Catarci Marco, Montemurro Leonardo Antonio, Di Cintio Antonio, Ghinassi Sabrina, Coppola Luigi, Pinnarelli Luigi, Belardi Augusto, Koch Maurizio, Grassi Giovanni Battista
Department of Surgery, San Filippo Neri Hospital, Rome, Italy,
Updates Surg. 2010 Oct;62(2):89-99. doi: 10.1007/s13304-010-0017-8.
The optimal degree of lymph node dissection for gastric cancer is still matter of debate. Particularly, there are serious doubts about the reproducibility of extended lymph node dissection in western surgical units, and no studies to date have investigated factors influencing lymph node retrieval and examination during the learning curve. Univariate and multivariate retrospective analysis of 21 variables were carried out on a prospective series of 313 consecutive resections for gastric cancer performed by ten different surgeons, with lymph node retrieval and analysis performed by ten different pathologists. Endpoints were number of examined lymph nodes per patient, number of cases with inadequate nodal staging (<15 examined lymph nodes) and lymph node ratio (calculated as the absolute ratio between the number of metastatic and the number of examined lymph nodes). The number of examined lymph nodes per patient (mean ± SD 28.3 ± 14.1, median 26, range 2-78) was independently influenced by age, pN status, the type of gastric resection, the degree of lymph node dissection and single pathologist. There were 47 cases (15.0%) with incomplete nodal staging that was independently determined by the degree of lymph node dissection and by the pathologist. Lymph node ratio was independently influenced by the number of metastatic lymph nodes, the disease stage and by the histological subtype of the tumor. The role of an experienced or dedicated pathologist should not be underevaluated in western series when dealing with lymph node retrieval and examination. Lymph node ratio appeared not to be significantly influenced by the number of examined lymph nodes, being independently influenced only by the number of metastatic lymph nodes, the disease stage and by the histological subtype of the tumor. It could be therefore tested as a prognostic factor limiting the stage-migration phenomenon induced by extended lymph node dissection.

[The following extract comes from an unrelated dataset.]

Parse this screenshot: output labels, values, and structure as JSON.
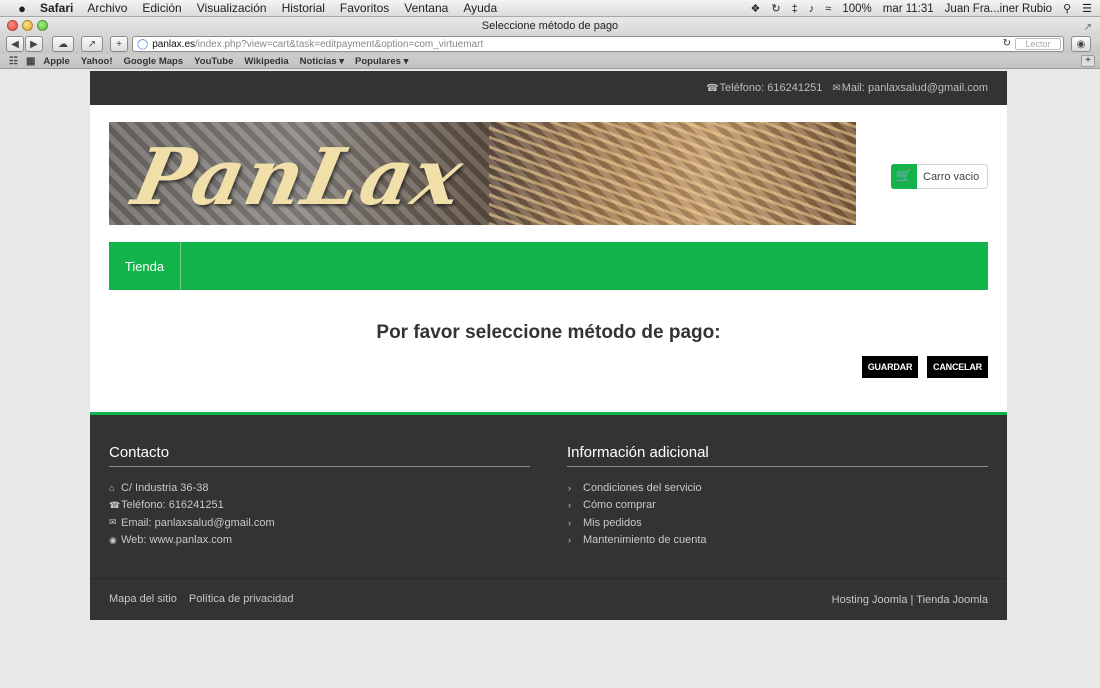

胃癌淋巴结清扫的最佳程度仍是一个有争议的问题。特别是,西方外科单位扩大淋巴结清扫的可重复性存在严重疑问,而且迄今为止尚无研究调查学习曲线期间影响淋巴结获取和检查的因素。对由十位不同外科医生连续进行的313例胃癌切除术的前瞻性系列进行了21个变量的单因素和多因素回顾性分析,淋巴结获取和分析由十位不同病理学家进行。观察终点为每位患者检查的淋巴结数量、淋巴结分期不足(检查的淋巴结<15个)的病例数以及淋巴结比率(计算为转移淋巴结数量与检查淋巴结数量的绝对比率)。每位患者检查的淋巴结数量(均值±标准差28.3±14.1,中位数26,范围2 - 78)受年龄、pN状态、胃切除术类型、淋巴结清扫程度和单一病理学家的独立影响。有47例(15.0%)淋巴结分期不完整,这由淋巴结清扫程度和病理学家独立确定。淋巴结比率受转移淋巴结数量、疾病分期和肿瘤组织学亚型的独立影响。在西方系列中,在处理淋巴结获取和检查时,经验丰富或专门的病理学家的作用不应被低估。淋巴结比率似乎不受检查淋巴结数量的显著影响,仅受转移淋巴结数量、疾病分期和肿瘤组织学亚型的独立影响。因此,它可以作为一个预后因素进行检测,以限制扩大淋巴结清扫引起的分期迁移现象。